Leitrim is being invaded by spruce trees, and they're closing in, like a slow moving army
It bothers me what will happen when the entire county has been planted
The woman’s kindness did remind him of his own grandmother, and he was laughing and joking with her in creative sign language by the time her grandchild arrived on a moped, and took him to the nearest English-speaking hotel.
A boy from Leitrim went to Indonesia recently. He was very excited because he hadn’t been so far from home before. But Bali welcomes a lot of surfers, and he felt it would be a fairly safe place to visit, having learned his surfing skills in Bundoran, and so he was relaxed when the plane landed.
So relaxed that he hailed a taxi at the airport and directed the driver to head for his hotel. But the driver took him in the opposite direction and dropped the young lad on the side of the road in an area he did not recognise. A misunderstanding perhaps, but as the taxi moved away, the boy panicked. There was no sign of a hotel, a shop, or an internet cafe. Not even a police station.
The battery in his phone was flat, and he had no clue where he was.
He stood with his backpack, attempting to engage with passersby, but eventually he sat down and cried.
An old lady was passing, and she noticed his tears, and took him by the elbow and beckoned him to follow her.
She led him down the street to her own porch. She sat him on the step, and brought out a live chicken and dropped it in his lap. He held it with some difficulty because the chicken was very agitated by his strange hands.
But as he grew calm he realised that the chicken was a trick. It helped to settle him. The more he tried to calm the chicken, the more calm he himself became.
It’s not a technique he would have experienced in Leitrim, although the woman’s kindness did remind him of his own grandmother, and he was laughing and joking with her in creative sign language by the time her grandchild arrived on a moped, and took him to the nearest English-speaking hotel. From the back seat of the moped, he waved farewell to the old woman, thinking how lucky he was that Indonesia was full of people every bit as good-natured as his own Leitrim granny.
Leitrim people are also lucky enough not to be tormented by tsunamis, despite the fact it rains so often. Leitrim’s real tragedy is more about trees than water.
I’ve been watching the dense forests for four decades, creeping slowly around the lakes and hills and small towns of the county; closing in on me, like a slow moving army
Not the beautiful leafy hardwoods, the oak or the apple that once grew in the parklands of big houses, but the new soft sitka tree that is grown on an industrial scale across the little farms where folk once lived and loved, and danced half sets, and reared chickens.
In fact there’s so much Government aid for people to plant soft-wood sitka trees in Leitrim that it bothers me what will happen when the entire county has been planted.
I’ve been watching the dense forests for four decades, creeping slowly around the lakes and hills and small towns of the county; closing in on me, like a slow moving army.
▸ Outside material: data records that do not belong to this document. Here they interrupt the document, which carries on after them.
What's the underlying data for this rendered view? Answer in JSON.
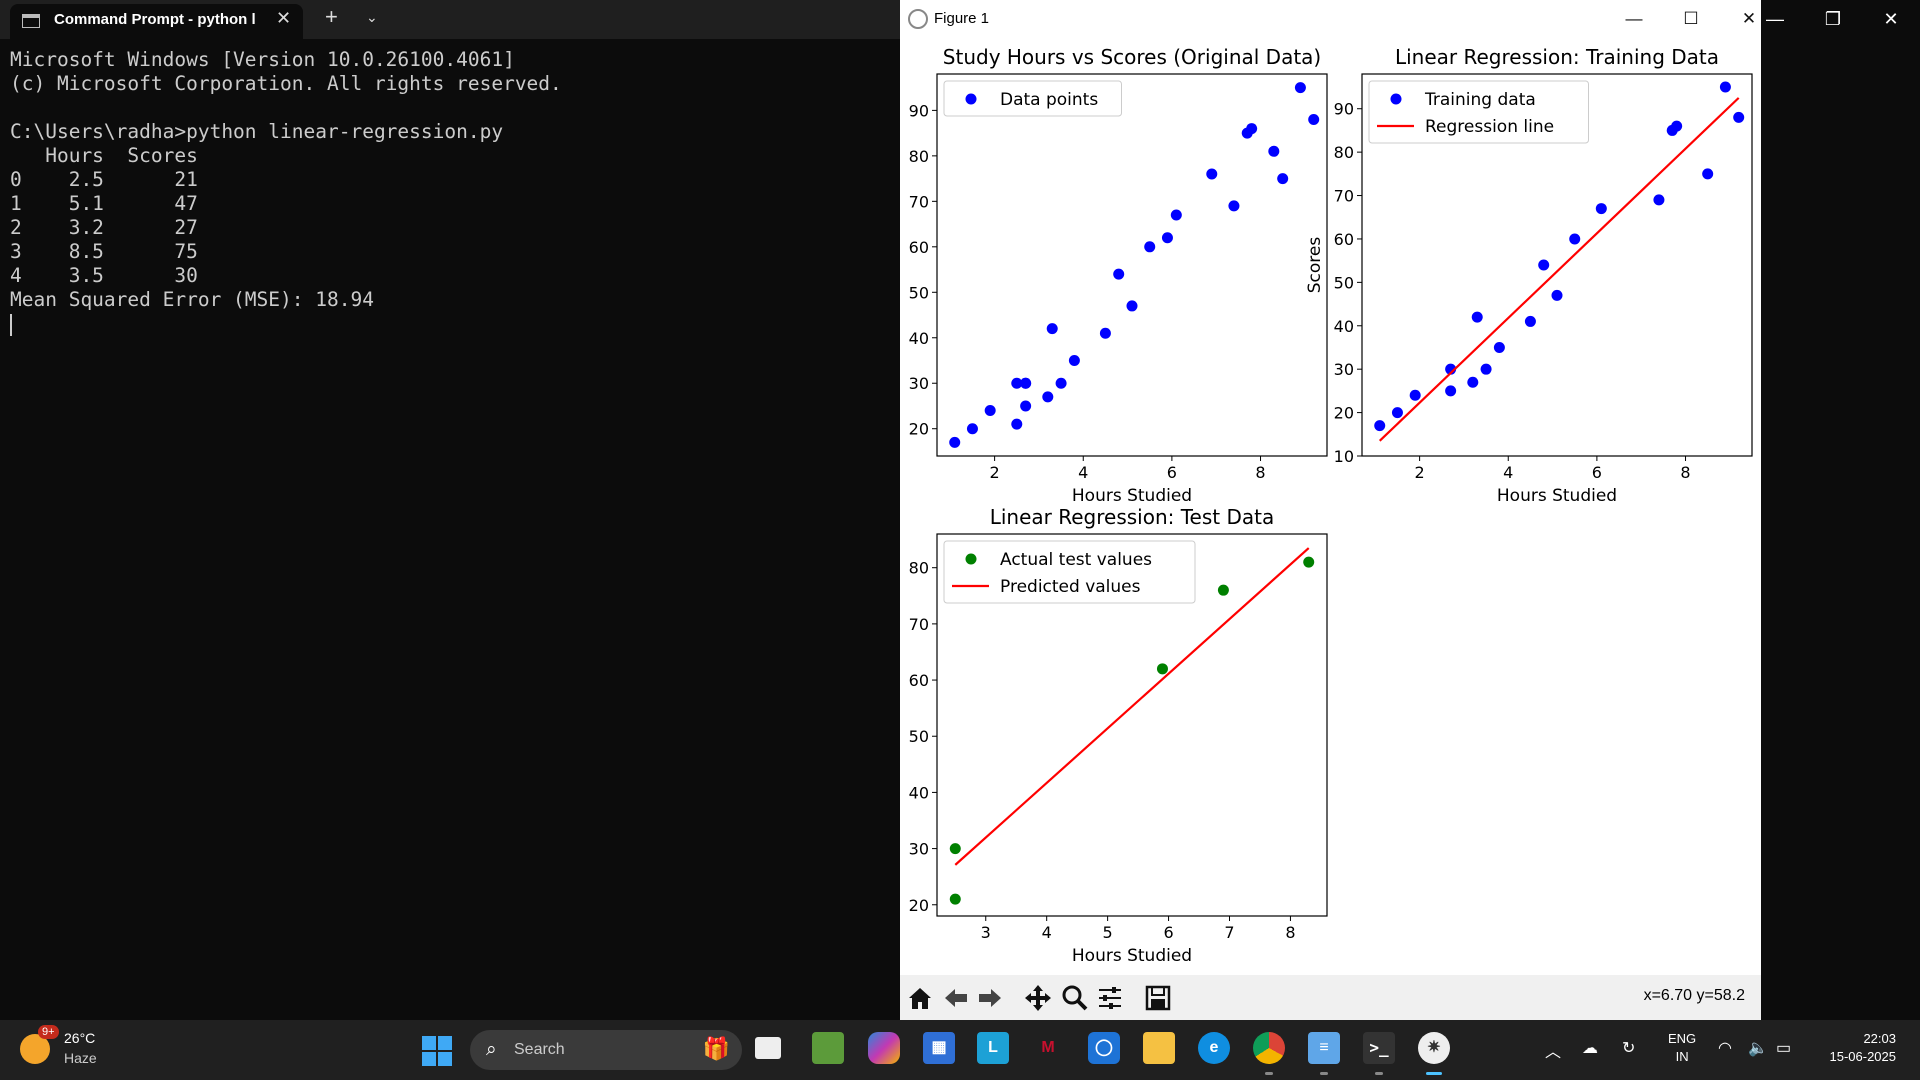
{
  "terminal": {
    "tab_title": "Command Prompt - python  l",
    "lines": [
      "Microsoft Windows [Version 10.0.26100.4061]",
      "(c) Microsoft Corporation. All rights reserved.",
      "",
      "C:\\Users\\radha>python linear-regression.py",
      "   Hours  Scores",
      "0    2.5      21",
      "1    5.1      47",
      "2    3.2      27",
      "3    8.5      75",
      "4    3.5      30",
      "Mean Squared Error (MSE): 18.94"
    ]
  },
  "figure": {
    "title": "Figure 1",
    "status": "x=6.70 y=58.2"
  },
  "chart_data": [
    {
      "type": "scatter",
      "title": "Study Hours vs Scores (Original Data)",
      "xlabel": "Hours Studied",
      "ylabel": "",
      "xlim": [
        0.7,
        9.5
      ],
      "ylim": [
        14,
        98
      ],
      "xticks": [
        2,
        4,
        6,
        8
      ],
      "yticks": [
        20,
        30,
        40,
        50,
        60,
        70,
        80,
        90
      ],
      "legend": "top-left",
      "series": [
        {
          "name": "Data points",
          "kind": "scatter",
          "color": "#0000ff",
          "x": [
            1.1,
            1.5,
            1.9,
            2.5,
            2.5,
            2.7,
            2.7,
            2.7,
            3.2,
            3.3,
            3.5,
            3.8,
            4.5,
            4.8,
            5.1,
            5.5,
            5.9,
            6.1,
            6.9,
            7.4,
            7.7,
            7.8,
            8.3,
            8.5,
            8.9,
            9.2
          ],
          "y": [
            17,
            20,
            24,
            21,
            30,
            25,
            30,
            30,
            27,
            42,
            30,
            35,
            41,
            54,
            47,
            60,
            62,
            67,
            76,
            69,
            85,
            86,
            81,
            75,
            95,
            88
          ]
        }
      ]
    },
    {
      "type": "scatter",
      "title": "Linear Regression: Training Data",
      "xlabel": "Hours Studied",
      "ylabel": "Scores",
      "xlim": [
        0.7,
        9.5
      ],
      "ylim": [
        10,
        98
      ],
      "xticks": [
        2,
        4,
        6,
        8
      ],
      "yticks": [
        10,
        20,
        30,
        40,
        50,
        60,
        70,
        80,
        90
      ],
      "legend": "top-left",
      "series": [
        {
          "name": "Training data",
          "kind": "scatter",
          "color": "#0000ff",
          "x": [
            1.1,
            1.5,
            1.9,
            2.7,
            2.7,
            3.2,
            3.3,
            3.5,
            3.8,
            4.5,
            4.8,
            5.1,
            5.5,
            6.1,
            7.4,
            7.7,
            7.8,
            8.5,
            8.9,
            9.2
          ],
          "y": [
            17,
            20,
            24,
            25,
            30,
            27,
            42,
            30,
            35,
            41,
            54,
            47,
            60,
            67,
            69,
            85,
            86,
            75,
            95,
            88
          ]
        },
        {
          "name": "Regression line",
          "kind": "line",
          "color": "#ff0000",
          "x": [
            1.1,
            9.2
          ],
          "y": [
            13.5,
            92.5
          ]
        }
      ]
    },
    {
      "type": "scatter",
      "title": "Linear Regression: Test Data",
      "xlabel": "Hours Studied",
      "ylabel": "",
      "xlim": [
        2.2,
        8.6
      ],
      "ylim": [
        18,
        86
      ],
      "xticks": [
        3,
        4,
        5,
        6,
        7,
        8
      ],
      "yticks": [
        20,
        30,
        40,
        50,
        60,
        70,
        80
      ],
      "legend": "top-left",
      "series": [
        {
          "name": "Actual test values",
          "kind": "scatter",
          "color": "#008000",
          "x": [
            2.5,
            2.5,
            5.9,
            6.9,
            8.3
          ],
          "y": [
            21,
            30,
            62,
            76,
            81
          ]
        },
        {
          "name": "Predicted values",
          "kind": "line",
          "color": "#ff0000",
          "x": [
            2.5,
            8.3
          ],
          "y": [
            27.1,
            83.5
          ]
        }
      ]
    }
  ],
  "taskbar": {
    "weather_badge": "9+",
    "temperature": "26°C",
    "condition": "Haze",
    "search_placeholder": "Search",
    "lang_top": "ENG",
    "lang_bottom": "IN",
    "time": "22:03",
    "date": "15-06-2025"
  }
}
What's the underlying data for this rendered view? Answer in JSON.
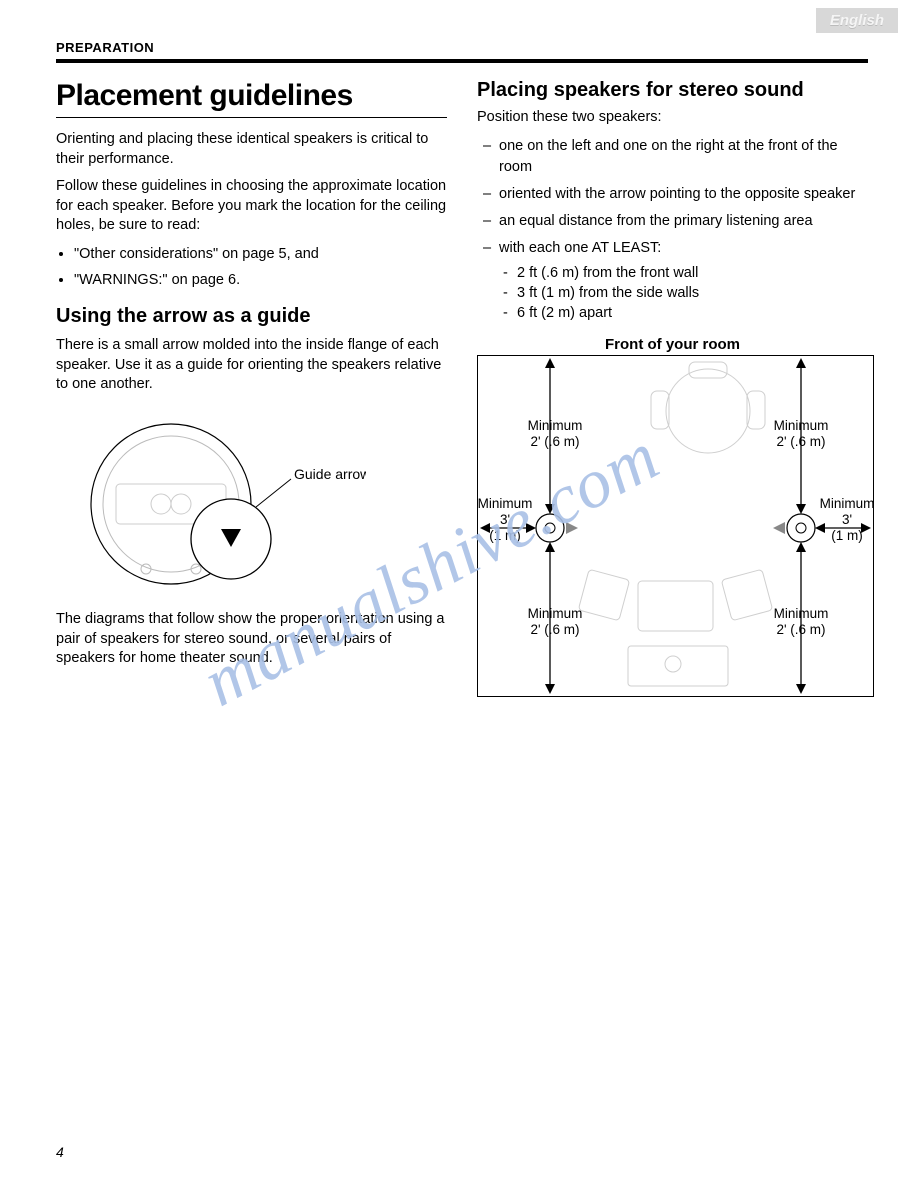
{
  "lang_tab": "English",
  "section_header": "PREPARATION",
  "page_number": "4",
  "watermark": "manualshive.com",
  "left": {
    "title": "Placement guidelines",
    "p1": "Orienting and placing these identical speakers is critical to their performance.",
    "p2": "Follow these guidelines in choosing the approximate location for each speaker. Before you mark the location for the ceiling holes, be sure to read:",
    "bullet1": "\"Other considerations\" on page 5, and",
    "bullet2": "\"WARNINGS:\" on page 6.",
    "h2": "Using the arrow as a guide",
    "p3": "There is a small arrow molded into the inside flange of each speaker. Use it as a guide for orienting the speakers relative to one another.",
    "guide_arrow_label": "Guide arrow",
    "p4": "The diagrams that follow show the proper orientation using a pair of speakers for stereo sound, or several pairs of speakers for home theater sound."
  },
  "right": {
    "h2": "Placing speakers for stereo sound",
    "intro": "Position these two speakers:",
    "d1": "one on the left and one on the right at the front of the room",
    "d2": "oriented with the arrow pointing to the opposite speaker",
    "d3": "an equal distance from the primary listening area",
    "d4": "with each one AT LEAST:",
    "s1": "2 ft (.6 m) from the front wall",
    "s2": "3 ft (1 m) from the side walls",
    "s3": "6 ft (2 m) apart",
    "diagram_title": "Front of your room",
    "labels": {
      "min2a": "Minimum\n2' (.6 m)",
      "min2b": "Minimum\n2' (.6 m)",
      "min2c": "Minimum\n2' (.6 m)",
      "min2d": "Minimum\n2' (.6 m)",
      "min3a": "Minimum\n3'\n(1 m)",
      "min3b": "Minimum\n3'\n(1 m)"
    }
  },
  "colors": {
    "text": "#000000",
    "bg": "#ffffff",
    "lang_tab_bg": "#d8d8d8",
    "watermark": "#a9c0e6",
    "diagram_light": "#cfcfcf"
  }
}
Little villages get surrounded and neighbours whisper to each other about how their view might be taken away and how there is nothing can be done about it. I have seen grown men weep as their land is transformed from humble fields of daisy into great walls of dense spruce.
The trees appear where and when you least expect them. First as little grey saplings in straight lines, sown as neatly into the earth as stitches in the elbow of an old jacket. Gradually they evolve into what could be mistaken for a thousand little harmless Christmas trees. But finally they rise up, like a foreboding darkness, when you round a corner where a lake used to be, and you find it’s gone.
I suppose everyone in the hills above Lough Allen will eventually be pushed out and I may end up on my own; an old man lost in a forest.
There will be no one to remember the neighbours who loved apples, and played polkas, and danced the Tennessee waltz, and braced the winter sleet with fodder in wheelbarrows for animals they loved.
I am already surrounded, as the sitka warriors march onwards towards Arigna, in a phalanx that swallows deserted houses, and extinguishes the life of birds and small animals that were once my friends. I have already bade farewell to the hen harrier. And my beloved curlew no longer breaks the silence of a summer’s morning. Soon I will bid farewell to the boys and girls with surfboards under their arms as they go out to wander the earth, in the hope of finding other folk in distant lands, as warm and kind-hearted as their own grandmothers.